Creating an event entry in the RMON-MIB log table does not create a corresponding entry in the event logs. However, when the event is set to trap the generation of a rising alarm or falling alarm notification creates an entry in the event logs and that is distributed to whatever log destinations are configured: console, session, memory, file, syslog, or SNMP trap destination. The logger message includes a rising or falling threshold crossing event indicator, the sample type (absolute or delta), the sampled value, the threshold value, the rmon-alarm-id, the associated rmon-event-id and the sampled SNMP object identifier.

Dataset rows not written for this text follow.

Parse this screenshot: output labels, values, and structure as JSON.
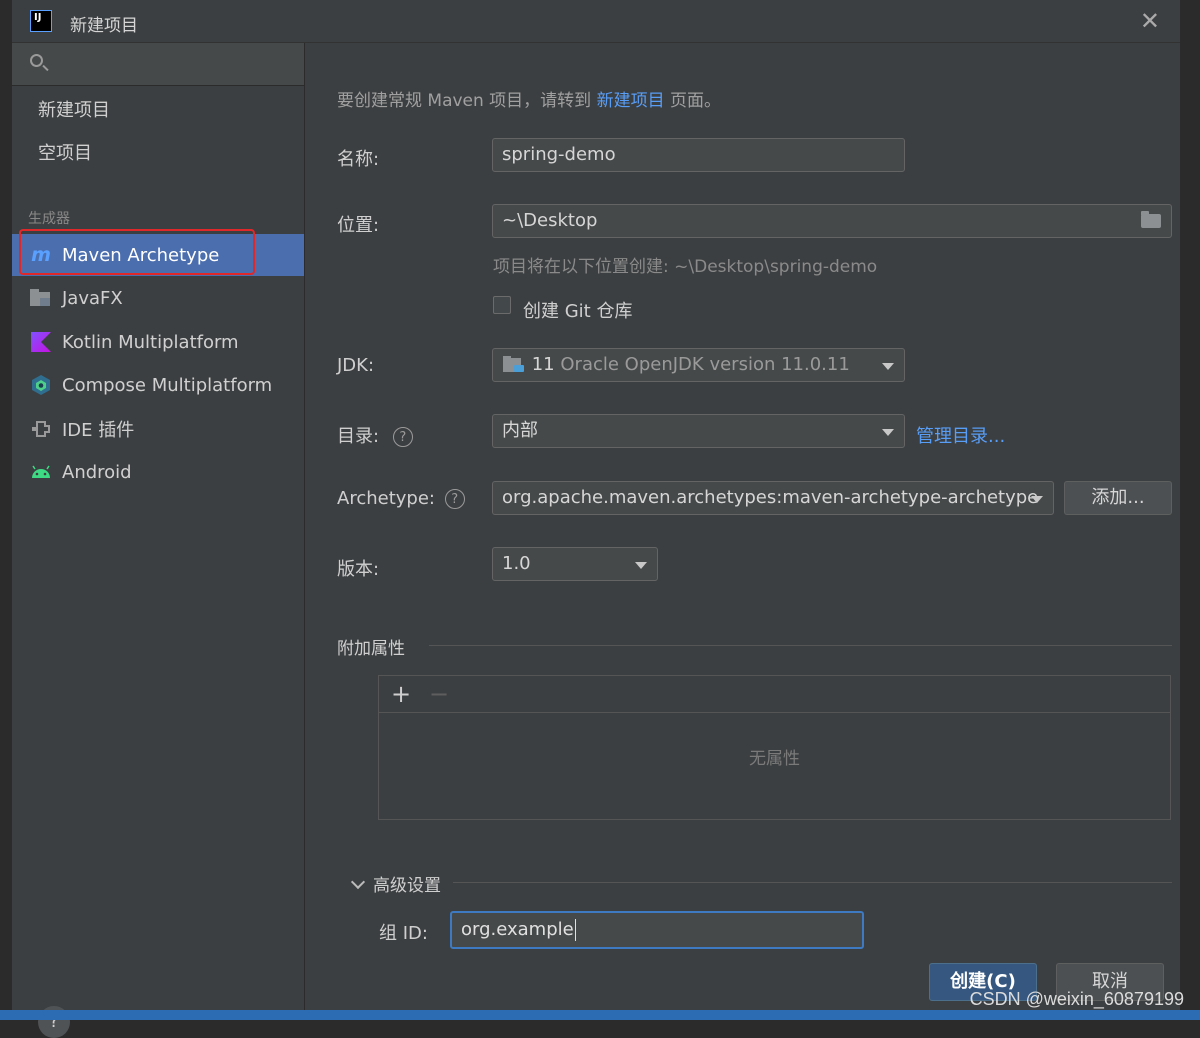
{
  "dialog": {
    "title": "新建项目",
    "close_glyph": "✕"
  },
  "sidebar": {
    "search_placeholder": "",
    "top_items": [
      {
        "label": "新建项目"
      },
      {
        "label": "空项目"
      }
    ],
    "section_label": "生成器",
    "generator_items": [
      {
        "label": "Maven Archetype",
        "icon": "maven-icon",
        "selected": true
      },
      {
        "label": "JavaFX",
        "icon": "javafx-icon"
      },
      {
        "label": "Kotlin Multiplatform",
        "icon": "kotlin-icon"
      },
      {
        "label": "Compose Multiplatform",
        "icon": "compose-icon"
      },
      {
        "label": "IDE 插件",
        "icon": "plugin-icon"
      },
      {
        "label": "Android",
        "icon": "android-icon"
      }
    ],
    "help_label": "?"
  },
  "main": {
    "hint_before": "要创建常规 Maven 项目，请转到 ",
    "hint_link": "新建项目",
    "hint_after": " 页面。",
    "name_label": "名称:",
    "name_value": "spring-demo",
    "location_label": "位置:",
    "location_value": "~\\Desktop",
    "location_hint": "项目将在以下位置创建: ~\\Desktop\\spring-demo",
    "git_label": "创建 Git 仓库",
    "git_checked": false,
    "jdk_label": "JDK:",
    "jdk_version_num": "11",
    "jdk_value": "Oracle OpenJDK version 11.0.11",
    "catalog_label": "目录:",
    "catalog_value": "内部",
    "catalog_link": "管理目录...",
    "archetype_label": "Archetype:",
    "archetype_value": "org.apache.maven.archetypes:maven-archetype-archetype",
    "add_button": "添加...",
    "version_label": "版本:",
    "version_value": "1.0",
    "props_section": "附加属性",
    "props_plus": "+",
    "props_minus": "−",
    "props_empty": "无属性",
    "advanced_section": "高级设置",
    "group_id_label": "组 ID:",
    "group_id_value": "org.example"
  },
  "footer": {
    "create_button": "创建(C)",
    "cancel_button": "取消",
    "watermark": "CSDN @weixin_60879199"
  },
  "colors": {
    "dialog_bg": "#3c3f41",
    "selection": "#4b6eaf",
    "link": "#589df6",
    "highlight_border": "#e0282a",
    "primary_button": "#365880"
  }
}
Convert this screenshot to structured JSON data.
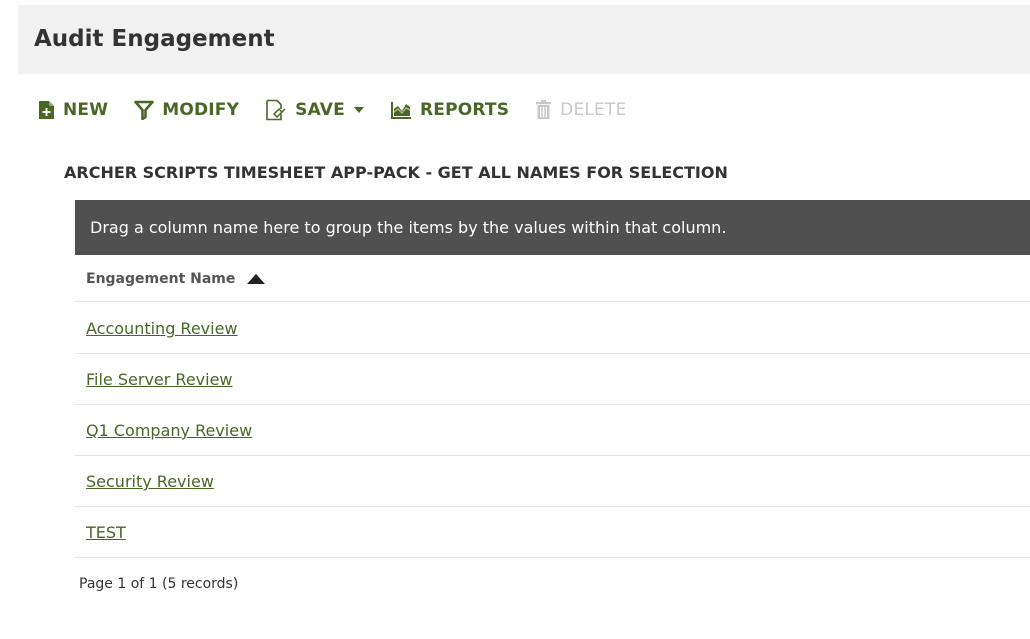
{
  "page": {
    "title": "Audit Engagement"
  },
  "toolbar": {
    "new_label": "NEW",
    "modify_label": "MODIFY",
    "save_label": "SAVE",
    "reports_label": "REPORTS",
    "delete_label": "DELETE"
  },
  "report": {
    "title": "ARCHER SCRIPTS TIMESHEET APP-PACK - GET ALL NAMES FOR SELECTION"
  },
  "grid": {
    "group_panel_text": "Drag a column name here to group the items by the values within that column.",
    "columns": [
      {
        "label": "Engagement Name",
        "sort": "ascending"
      }
    ],
    "rows": [
      {
        "name": "Accounting Review"
      },
      {
        "name": "File Server Review"
      },
      {
        "name": "Q1 Company Review"
      },
      {
        "name": "Security Review"
      },
      {
        "name": "TEST"
      }
    ],
    "pager_text": "Page 1 of 1 (5 records)"
  },
  "colors": {
    "accent_green": "#4b6728",
    "group_panel_bg": "#505050",
    "title_bar_bg": "#f1f1f1",
    "disabled": "#c9c9c9"
  },
  "icons": {
    "new": "new-document-icon",
    "modify": "funnel-filter-icon",
    "save": "save-document-icon",
    "save_menu": "caret-down-icon",
    "reports": "chart-report-icon",
    "delete": "trash-icon",
    "sort": "sort-ascending-icon"
  }
}
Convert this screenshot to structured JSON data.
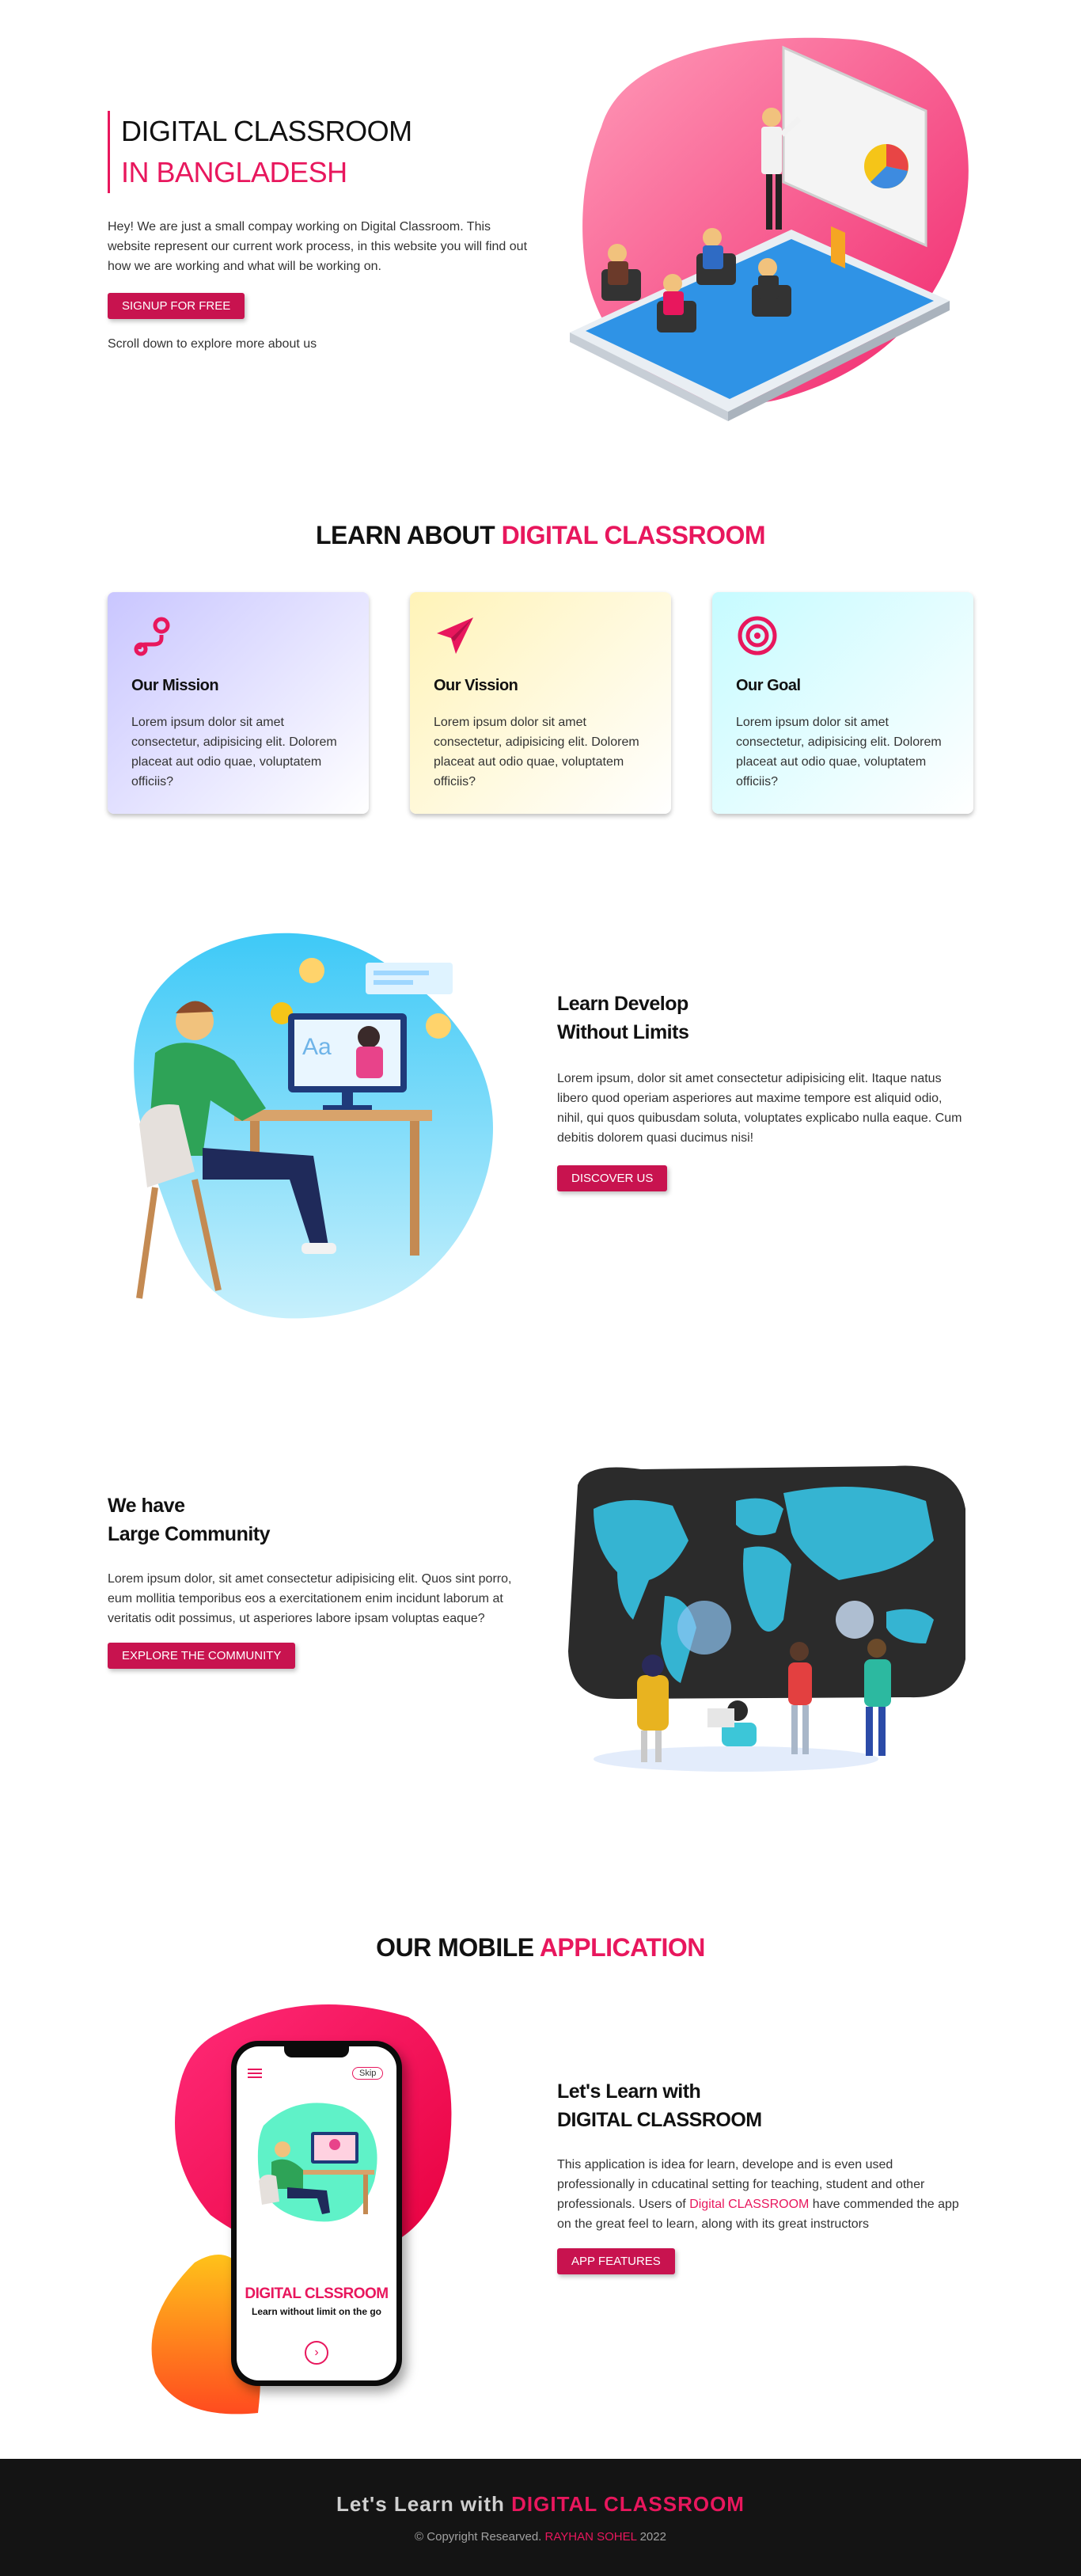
{
  "hero": {
    "title_line1": "DIGITAL CLASSROOM",
    "title_line2": "IN BANGLADESH",
    "text": "Hey! We are just a small compay working on Digital Classroom. This website represent our current work process, in this website you will find out how we are working and what will be working on.",
    "cta": "SIGNUP FOR FREE",
    "scroll_hint": "Scroll down to explore more about us"
  },
  "learn": {
    "title_a": "LEARN ABOUT",
    "title_b": "DIGITAL CLASSROOM",
    "cards": [
      {
        "title": "Our Mission",
        "icon": "route-pin-icon",
        "text": "Lorem ipsum dolor sit amet consectetur, adipisicing elit. Dolorem placeat aut odio quae, voluptatem officiis?"
      },
      {
        "title": "Our Vission",
        "icon": "paper-plane-icon",
        "text": "Lorem ipsum dolor sit amet consectetur, adipisicing elit. Dolorem placeat aut odio quae, voluptatem officiis?"
      },
      {
        "title": "Our Goal",
        "icon": "target-icon",
        "text": "Lorem ipsum dolor sit amet consectetur, adipisicing elit. Dolorem placeat aut odio quae, voluptatem officiis?"
      }
    ]
  },
  "develop": {
    "title_line1": "Learn Develop",
    "title_line2": "Without Limits",
    "text": "Lorem ipsum, dolor sit amet consectetur adipisicing elit. Itaque natus libero quod operiam asperiores aut maxime tempore est aliquid odio, nihil, qui quos quibusdam soluta, voluptates explicabo nulla eaque. Cum debitis dolorem quasi ducimus nisi!",
    "cta": "DISCOVER US",
    "monitor_text": "Aa"
  },
  "community": {
    "title_line1": "We have",
    "title_line2": "Large Community",
    "text": "Lorem ipsum dolor, sit amet consectetur adipisicing elit. Quos sint porro, eum mollitia temporibus eos a exercitationem enim incidunt laborum at veritatis odit possimus, ut asperiores labore ipsam voluptas eaque?",
    "cta": "EXPLORE THE COMMUNITY"
  },
  "mobile": {
    "title_a": "OUR MOBILE",
    "title_b": "APPLICATION",
    "heading_line1": "Let's Learn with",
    "heading_line2": "DIGITAL CLASSROOM",
    "text_before": "This application is idea for learn, develope and is even used professionally in cducatinal setting for teaching, student and other professionals. Users of ",
    "text_highlight": "Digital CLASSROOM",
    "text_after": " have commended the app on the great feel to learn, along with its great instructors",
    "cta": "APP FEATURES",
    "phone": {
      "skip": "Skip",
      "brand": "DIGITAL CLSSROOM",
      "tagline": "Learn without limit on the go"
    }
  },
  "footer": {
    "title_a": "Let's Learn with",
    "title_b": "DIGITAL CLASSROOM",
    "copy_a": "© Copyright Researved.",
    "copy_name": "RAYHAN SOHEL",
    "copy_year": "2022"
  },
  "colors": {
    "accent": "#e8175d",
    "button": "#c8134f",
    "footer_bg": "#141414"
  }
}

The alarm command configures an entry in the RMON-MIB alarm table. The alarm command controls the monitoring and triggering of threshold crossing events. In order for notification or logging of a threshold crossing event to occur there must be at least one associated rmon event configured.

The agent periodically takes statistical sample values from the MIB variable specified for monitoring and compares them to thresholds that have been configured with the alarm command. The alarm command configures the MIB variable to be monitored, the polling period (interval), sampling type (absolute or delta value), and rising and falling threshold. If a sample has crossed a threshold value, the associated ‛event’ is generated.

Preconfigured CLI threshold commands are available. Preconfigured commands hide some of the complexities of configuring RMON alarm and event commands and perform the same function. In particular, the preconfigured commands do not require the user to know the SNMP object identifier to be sampled. The preconfigured threshold configurations include memory warnings and alarms and compact flash usage warnings and alarms.

The following example shows the command output.

[ex:/configure system thresholds]
A:admin@node-2# info
    cflash-cap-warn-percent "cf1-B:" {
        rising-threshold 100
        falling-threshold 50
        interval 240
        startup-alarm either
    }
    kb-memory-use-alarm {
        rising-threshold 50000000
        falling-threshold 45999999
        interval 500
        startup-alarm either
    }
    rmon {
        event 5 {
            description "alarm testing"
            owner "Timos CLI"
        }
    }

A:node-2>config>system>thresholds# info
----------------------------------------------
            rmon
                event 5 description "alarm testing" owner "Timos CLI"
            exit
            cflash-cap-warn cf1-B: rising-threshold 2000000 falling-threshold
1999900 interval 240 trap
            memory-use-alarm rising-threshold 50000000 falling-threshold 
45999999 interval 500
----------------------------------------------

Alarm contact inputs are physical input pins on the Alarms port that allow the operator to monitor and report changes in external environmental conditions. In a remote or outdoor deployment, alarm contact inputs typically allow an operator to detect specific conditions, such as, whether a door is open or closed, an air conditioner fault has occurred, and so on.

configure system alarm-contact-input normal-state

Nokia recommends the normal-state closed configuration so that an external power source failure triggers all the alarm pins to detect a change of state. If normal-state open is used with an external power source, an external power source failure does not generate any notifications.